Wrap-up of the world’s summer

Aloha! As we bask in the euphoria of our various holiday experiences and savor the nostalgia of vain summer flings, our dearly beloved world has endured its own share of the season’s heartaches and passionate kisses.

The “Big Bad Dog” made a comeback. I am talking about no other than “The Shaft” of American politics—Bill Clinton.

On August 4, Bill Clinton aided the release of two American journalists from North Korea. Even the iron heart of Kim Jong Il could not withstand the piercing words of Mr. Smooth.

While most Americans rejoiced, a few prophets of doom called it “negotiating with terrorists.” Get a life Sean Hannity!

Mad about being sidelined from the summer charade, Secretary of State Hillary Clinton reclaimed the spotlight on her tour of Africa.

Showing off some attitude, Hillary gave an “Oh no, you did NOT” response to a student in Congo whose question was misinterpreted by the translator. Someone got feisty.

Misinterpreted or not, Clinton’s lash was improper and undiplomatic—what happened to being politically correct? For crying out loud, show some love to Mandela’s land.

Although Clinton’s harsh speeches and alter ego might have pierced the pride of the Continent of Ebony, Africans revered the words of President Barack Obama when he visited Ghana in July.

The president used the visit to shower the continent with praises it merited and friendly encouragement in areas where it’s lagging.

For the first time in a long while, “Kid Africa” was spoken to as a friend and not scolded by “Big Brother America.”

But the summer’s feature attraction came from far away, in the desert sands of the Middle East, where the western world was treated to the delight of an epic brawl between two ironic contestants.

In June, Iranian theocracy squared off against Rousseau’s democratic ideologies. It was one for the history books, as never before had theocracy, the undefeated champion of Iranian political ideologies, been put to the floor by democracy—at least not since the CIA carried out a coup that ousted Prime Minister Mohammad Mosaddeq in 1953.

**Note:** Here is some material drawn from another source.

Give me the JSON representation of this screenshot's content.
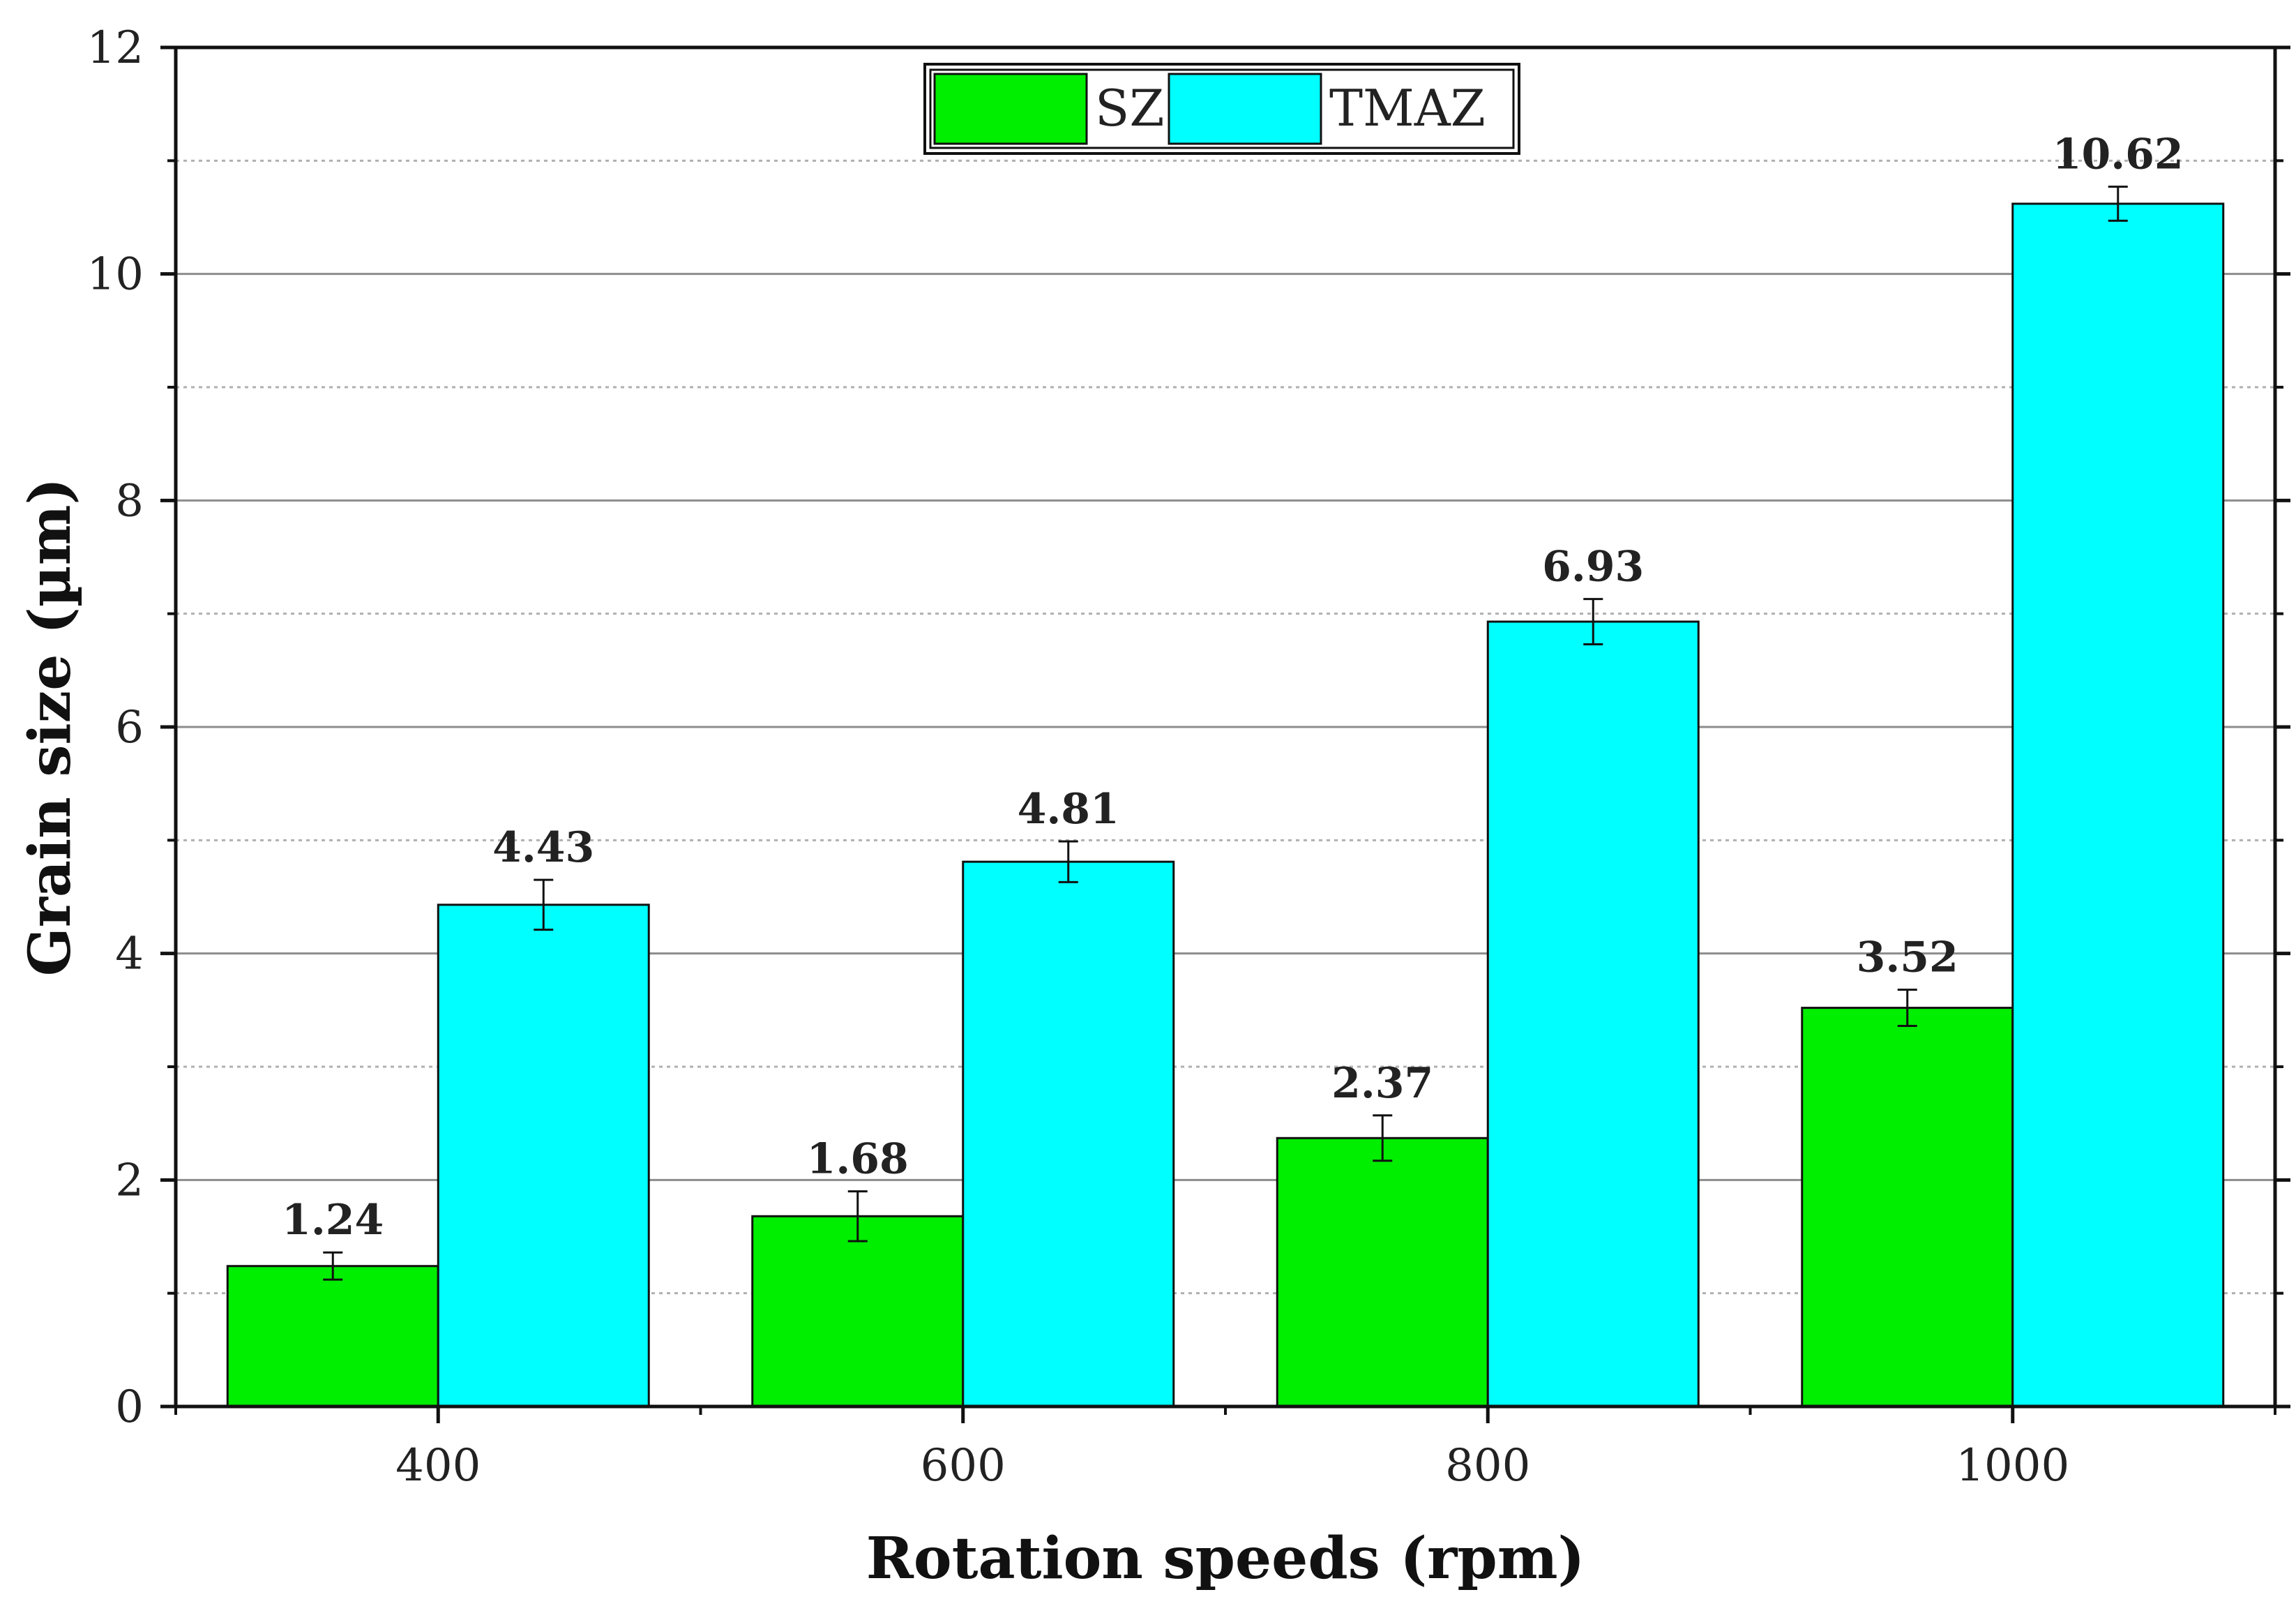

And guess who had premium broadcasting rights? Twitter. Iranian president, Mahmoud Ahmadinejad was re-elected for a second term in spite of widespread inconsistencies.

Opposition leader Mir-Hossein Mousavi called it, leading to violent riots in Iran. Even the Grand Ayatollah got served. Could this be the beginning of the end for Iranian theocracy? Make your bets now!

Back in the states the president has been put through the rigors of selling healthcare reform.

From unruly crowds to gun-wielding protesters, the nation has been torn apart by this passionate issue.

The problems: too many suggestions, too many thoughts and the ever present rigid partisan enigma.  Some things never change!

Representatives had the time of their lives at town hall meetings around the country.

Even Barney Frank was forced to show a lady who the man was, when she compared healthcare reform plans to Nazi policies.

I guess she literally spends most of her time on Venus.  Spot on John Gray!